Nervous about statistics? This guide offers a clear, straight to the point break down of exploratory and descriptive statistics and its potential. Anchored by lots of examples and exercises to enhance your learning, it offers gudience on how to:
- Identify and access different types of variables and data
- Select the best method for measuring your chosen variables and data
- Use data viusalization techniques to tell stories with your data
- Appropriately clean and manage your data
Part of
The SAGE Quantitative Research Kit, this book will give you the know-how and confidence needed to succeed on your quantitative research journey.
About the Authors
Professor Julie Scott Jones is the Head of the Department of Sociology at Manchester Metropolitan University and the Director of the MMU Q-Step Centre, which received GBP1.15 million in funding from the Nuffield Foundation-ESRC-HEFCE. She joined Manchester Metropolitan University in 2003 and since 2018 has been the Head of department. Julie is the author of 'Being the Chosen; exploring a Christian Fundamentalist Worldview' (2010) and co-author of 'Ethnography in Social Science Practice' (2010). More recently, she has co-authored a number of journal articles on the pedagogy of quantitative methods teaching, based on her current research based in this field. She is currently teaches on both undergraduate and postgraduate research methods modules, with a particular interest in ethics and quantitative data analysis.
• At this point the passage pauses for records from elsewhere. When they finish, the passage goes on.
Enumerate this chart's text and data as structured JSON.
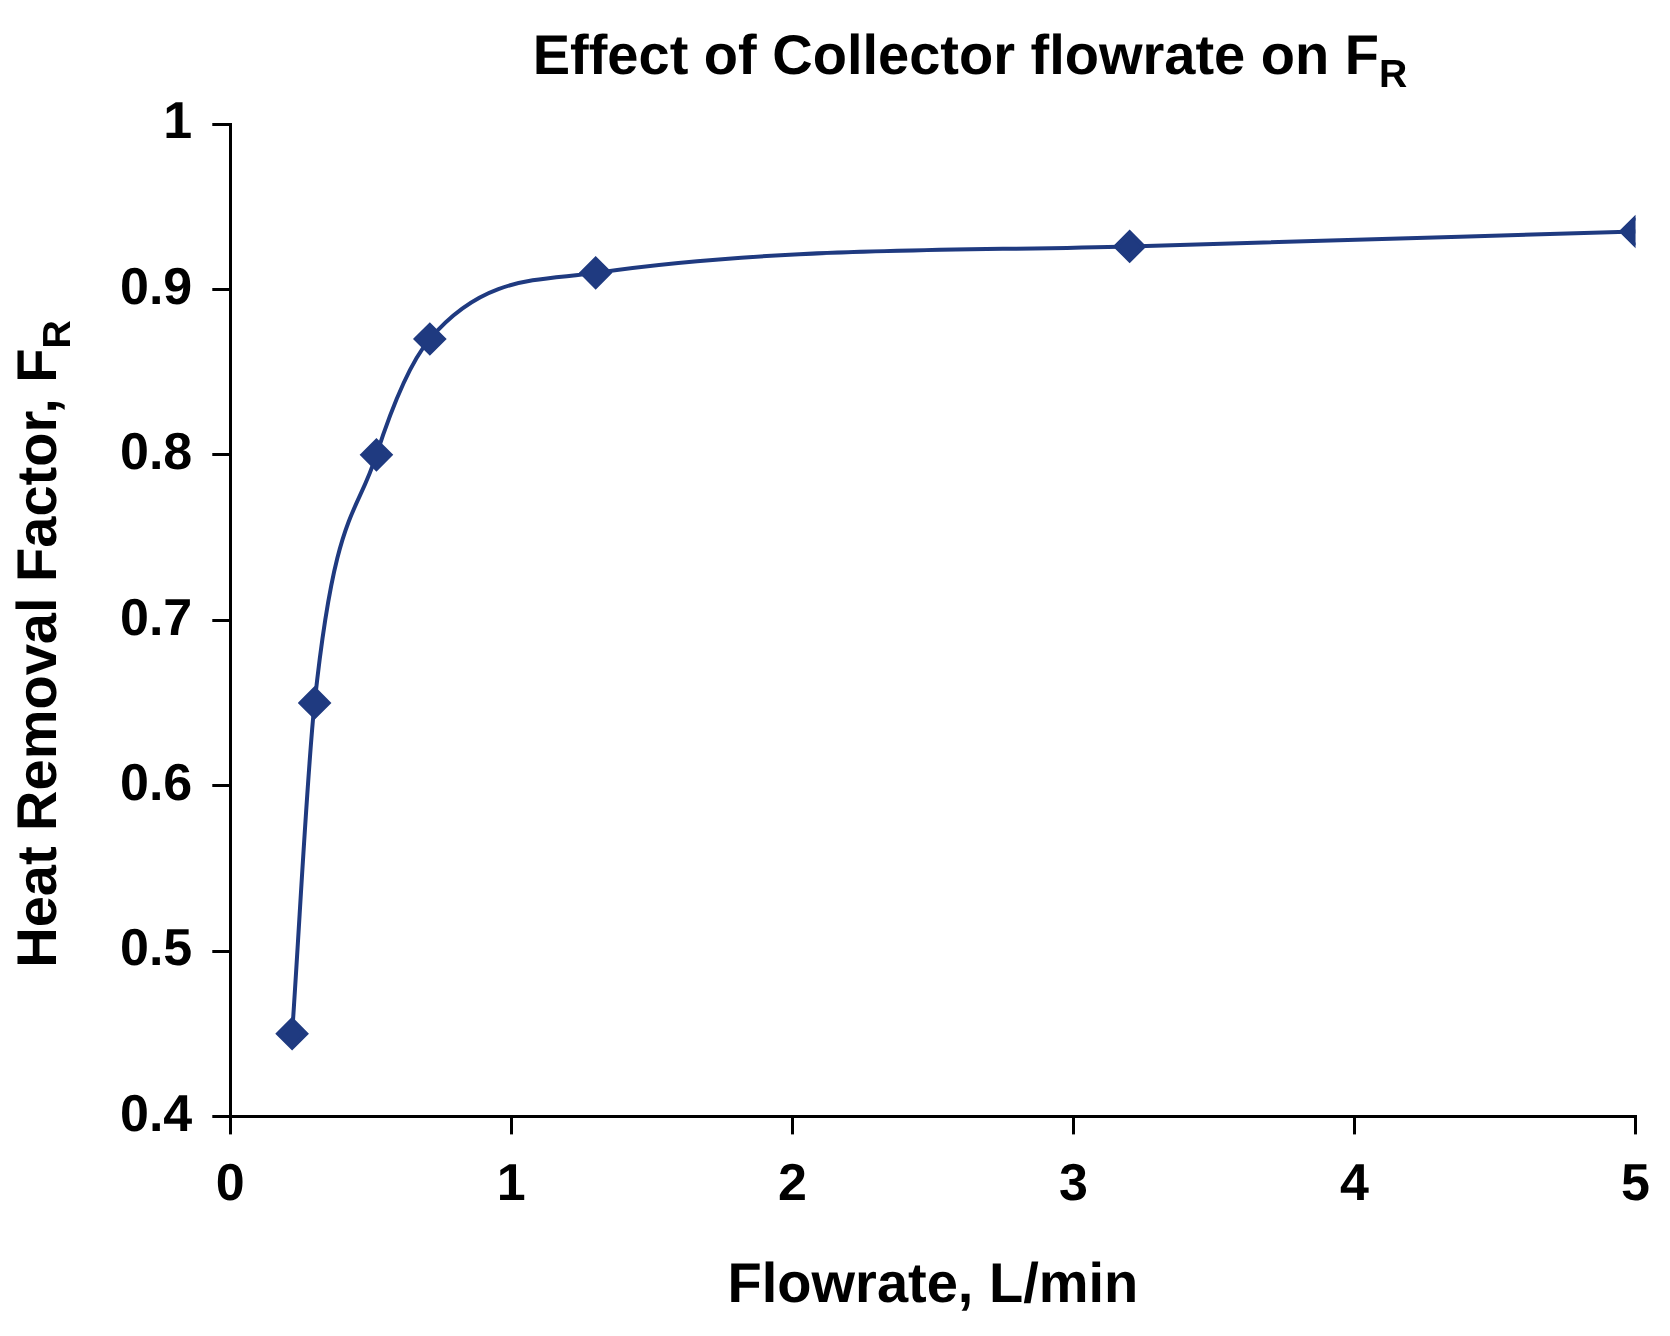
{
  "chart_data": {
    "type": "line",
    "title": "Effect of Collector flowrate on F$_{R}$",
    "xlabel": "Flowrate, L/min",
    "ylabel": "Heat Removal Factor, F$_{R}$",
    "x": [
      0.22,
      0.3,
      0.52,
      0.71,
      1.3,
      3.2,
      5
    ],
    "series": [
      {
        "color": "#1f3a80",
        "values": [
          0.45,
          0.65,
          0.8,
          0.87,
          0.91,
          0.926,
          0.935
        ]
      }
    ],
    "xlim": [
      0,
      5
    ],
    "xticks": [
      0,
      1,
      2,
      3,
      4,
      5
    ],
    "ylim": [
      0.4,
      1
    ],
    "yticks": [
      0.4,
      0.5,
      0.6,
      0.7,
      0.8,
      0.9,
      1
    ],
    "grid": false,
    "legend": false,
    "marker": "diamond",
    "line_style": "solid"
  }
}
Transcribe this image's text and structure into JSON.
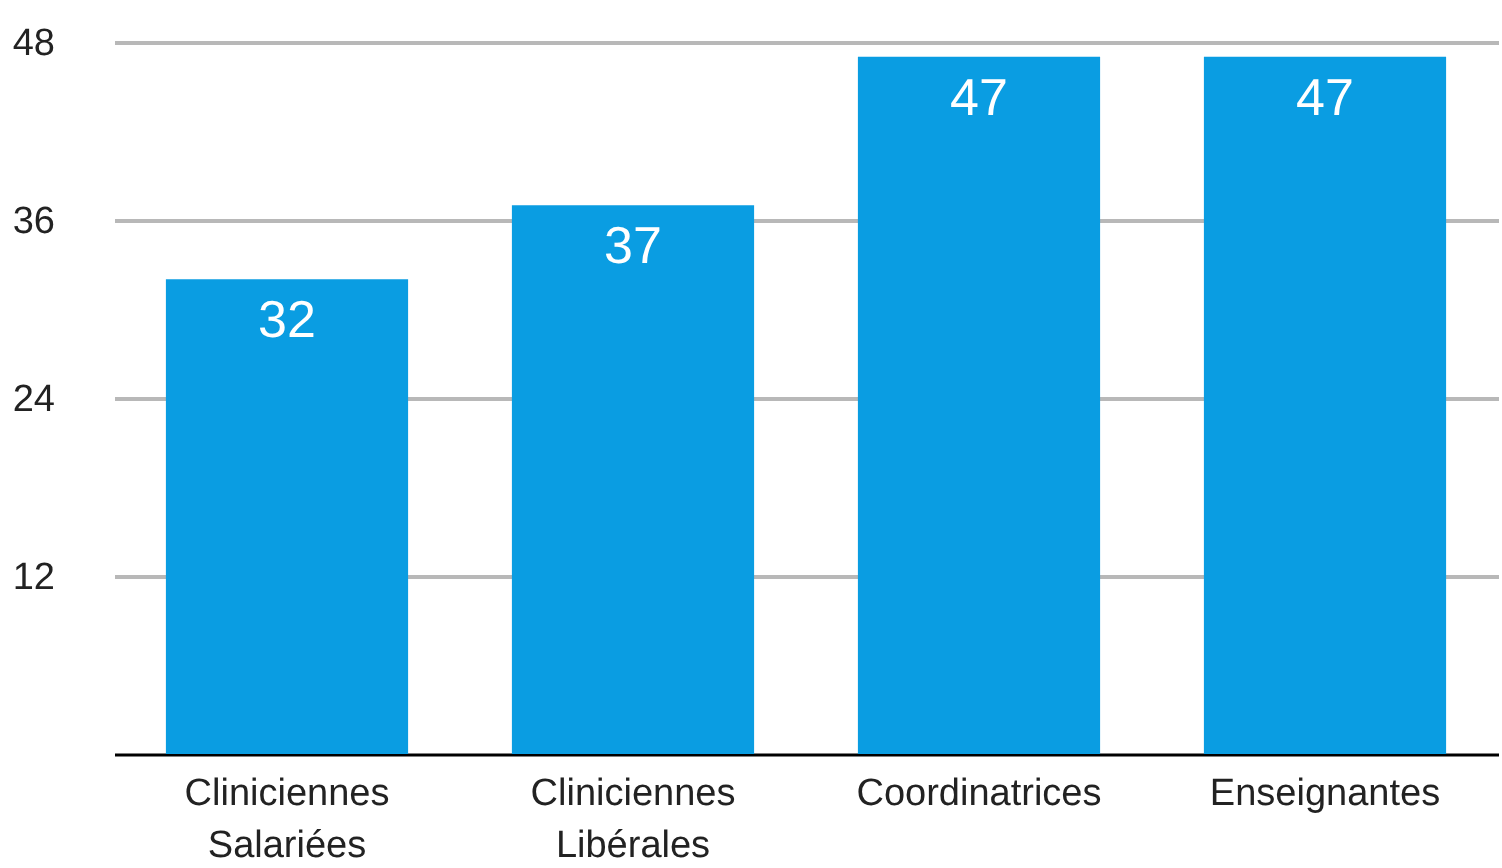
{
  "chart_data": {
    "type": "bar",
    "categories": [
      "Cliniciennes Salariées",
      "Cliniciennes Libérales",
      "Coordinatrices",
      "Enseignantes"
    ],
    "values": [
      32,
      37,
      47,
      47
    ],
    "color": "#0a9de2",
    "ylim": [
      0,
      48
    ],
    "yticks": [
      12,
      24,
      36,
      48
    ],
    "grid": "y",
    "data_labels": true
  }
}
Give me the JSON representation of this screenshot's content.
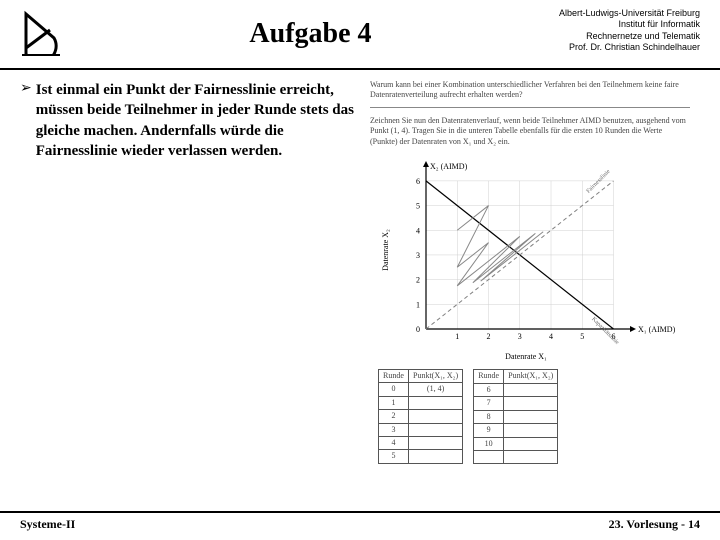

Dr John E. Goldring is the Co-Director of the Q-Step Centre at Manchester Metropolitan University, one of 15 centres across the UK to receive funding to promote the development of quantitative methods teaching across the HE sector. Joining Manchester Metropolitan University in 2004, his initial research and teaching focus was on men, masculinity and health. He started teaching statistical analysis in 2012 where he developed a narrative approach to working with numbers based on a Freirean principles of raising critical consciousness and challenging social injustice. Teaching on research methods units at both undergraduate and postgraduate level, he has also successfully supervised a number of PhD students through to completion. In addition to co-authoring of a number of journal articles on pedagogic approaches to teaching statistics, he has written on ethnographies of men's health.